Through translator Tokie Sidney, a board member of the JCS of Maui, Matsumoto told the audience of at least 80 people that he had interviewed 34 veterans from Hawaii, including those from Maui, and has more than 60 hours of interviews.
He said he plans to put into a book those interviews that were not used in the film.
Matsumoto told the audience that when helping a friend with a calligraphy project on Maui, he was so thankful for the help they received from Mauians that he wanted to repay them by helping Kansha Preschool.
While Matsumoto did not mention it Saturday, the preschool features a program in which pre-schoolers interact with seniors at the Maui Adult Day Care Center next door. The two programs are both housed in the veterans center.
Matsumoto said that in order to raise funds for the preschool he wanted to make a movie to educate those in Japan about the nisei veterans and about the Japanese in Hawaii and their history.
He told The Maui News that all the veterans he interviewed held traditional values such as making sacrifices, which he said is being lost in modern-day Japan.
The 47-year-old said he's "not satisfied" yet with his film as he needs to correct some subtitles and some noise problems.
The 98-minute movie took about three years to make. It also has clips from the 1951 Hollywood film "Go for Broke," along with clips from various military camps as well as photos and footage from historic and modern-day Hawaii.
The film explores a gamut of issues, such as the conflicts between Mainland and Hawaii soldiers, conflicts between the Japanese and Okinawan communities, interracial marriage, the internment camps as well as the immigration experience and plantation life.
The film has also been shown on Oahu and the Big Island.
Matsumoto plans to bring the film back to Maui in the future and said that a DVD of it will be sold in Hawaii in the fall. He will also take the film to various places in Japan where the nisei veterans' families originated from.

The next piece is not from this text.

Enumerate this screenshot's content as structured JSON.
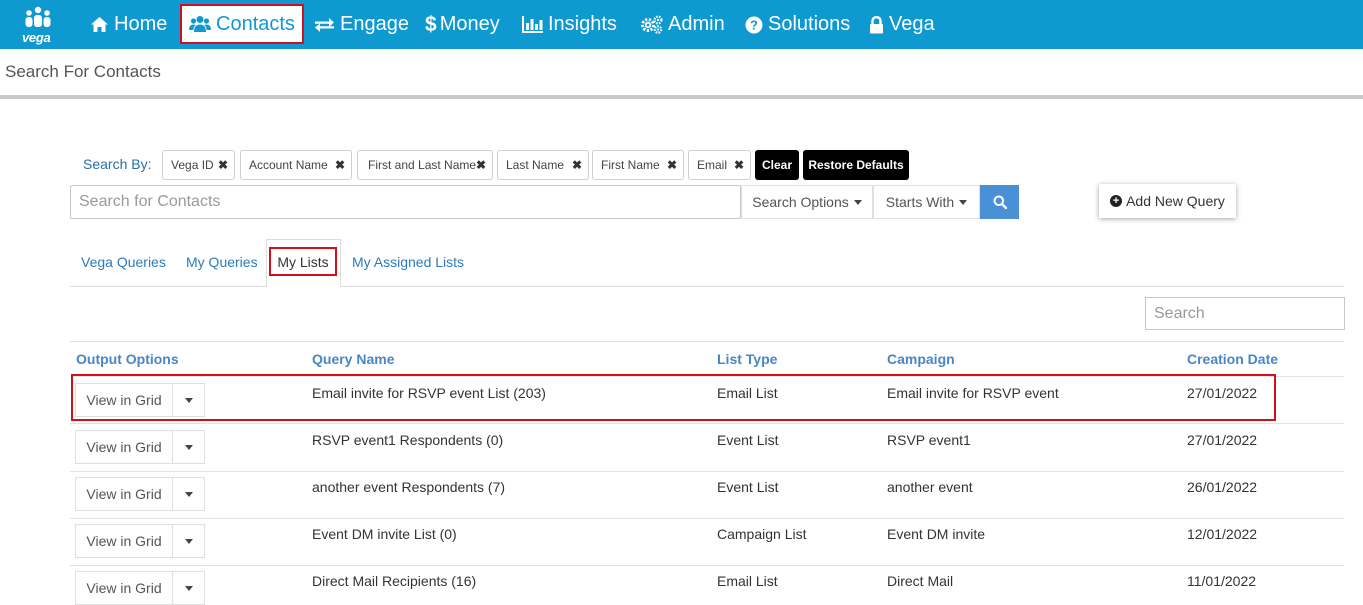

Matsumoto said that he brought the movie to Hawaii first because he knew the veterans were aging and some of them had died before the film was finished.
Veteran Tom Yamada, also in the film, said that "in a way" the film brought back some memories.
Yamada, a member of the MIS, was one of the translators for Gen. Hideki Tojo, the Japanese wartime leader who was hospitalized after he tried to commit suicide when the American military was pursuing him as a war criminal after Japan's unconditional surrender in 1945.
Yamada was at Tojo's bedside one night at Sugamo Prison and served as a translator between Tojo and American nurses.
The 97-year-old Wailuku resident said Tojo didn't share any secrets.
"He was in no condition to talk," Yamada said.
But Yamada did ask Tojo if he could have some of the fruit that was brought for him.
Tojo told him, " 'Here, go ahead.' "
Tojo was later found guilty of war crimes and executed.